Quand on associe ce que nous pensons du temps et ce que nous en vivons, il faut encore opérer de nouvelles distinctions ou précisions dans ce qui constitue le chronos et dans ce qui relève du kairos :
- Le temps physique est celui qui est régi par les lois de la matière. C’est un temps conceptuel, objectif, un temps théorique qui fait une grande place à l’abstraction. C’est aussi le temps qu’on mesure, qui relève d’une chronologie ou d’une chronométrie. Nous sommes ici dans le champ du quantifiable.

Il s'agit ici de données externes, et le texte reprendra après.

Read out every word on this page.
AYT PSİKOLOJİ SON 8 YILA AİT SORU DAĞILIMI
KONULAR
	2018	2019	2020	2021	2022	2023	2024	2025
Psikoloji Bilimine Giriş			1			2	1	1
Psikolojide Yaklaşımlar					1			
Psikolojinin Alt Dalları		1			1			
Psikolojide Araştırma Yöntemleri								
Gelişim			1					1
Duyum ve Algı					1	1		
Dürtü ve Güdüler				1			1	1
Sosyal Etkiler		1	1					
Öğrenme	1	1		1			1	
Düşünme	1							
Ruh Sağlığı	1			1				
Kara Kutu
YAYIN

- Le temps biologique, comme le précédent, appartient à la science. Mais ici les connaissances portent sur le monde vivant et ce qu’on peut en observer. D’autres lois sont ici à l’œuvre qui accompagnent le développement et la croissance, le maintien de la vie au cours du temps et la mort.
- Le temps psychologique conduit à une approche qualitative du temps. Est prise en compte l’activité de la mémoire et de l’appréciation subjective des diverses formes du temps que sont la durée, la vitesse, le rythme. On parle ici de chronesthésie, c’est-à-dire d’une sensibilité liée à la perception et au vécu du temps.
- Le temps social, collectif, conjugue le temps personnel propre à chacun et le temps des autres – celui qui vient de la société elle-même, organisée selon certaines règles temporelles, celui aussi qui est partagé avec les proches dans un engagement où soi et autrui sont tributaires l’un de l’autre.
- Le temps de l’histoire, enfin, concerne la biographie, les événements et leur succession qui font la singularité de l’individu via les récits qui peuvent en être faits ; c’est aussi la particularité d’une époque, ses caractéristiques qui apparaissent dans les récits individuels et collectifs dans lesquels se situe toute existence humaine.
Ainsi, quand nous pensons le temps que nous vivons, nous nous déplaçons dans ces différentes catégories, sans d’ailleurs toujours bien les différencier, tant elles sont combinées. Pour plus de clarté, nous allons malgré tout les examiner les unes après les autres.
Le temps de la matière, le temps physique
Pendant longtemps, on a pu croire à l’immuabilité du temps. L’univers est ainsi apparu comme éternel, uniquement régi par des règles mathématiques de la gravitation universelle précisée par Newton.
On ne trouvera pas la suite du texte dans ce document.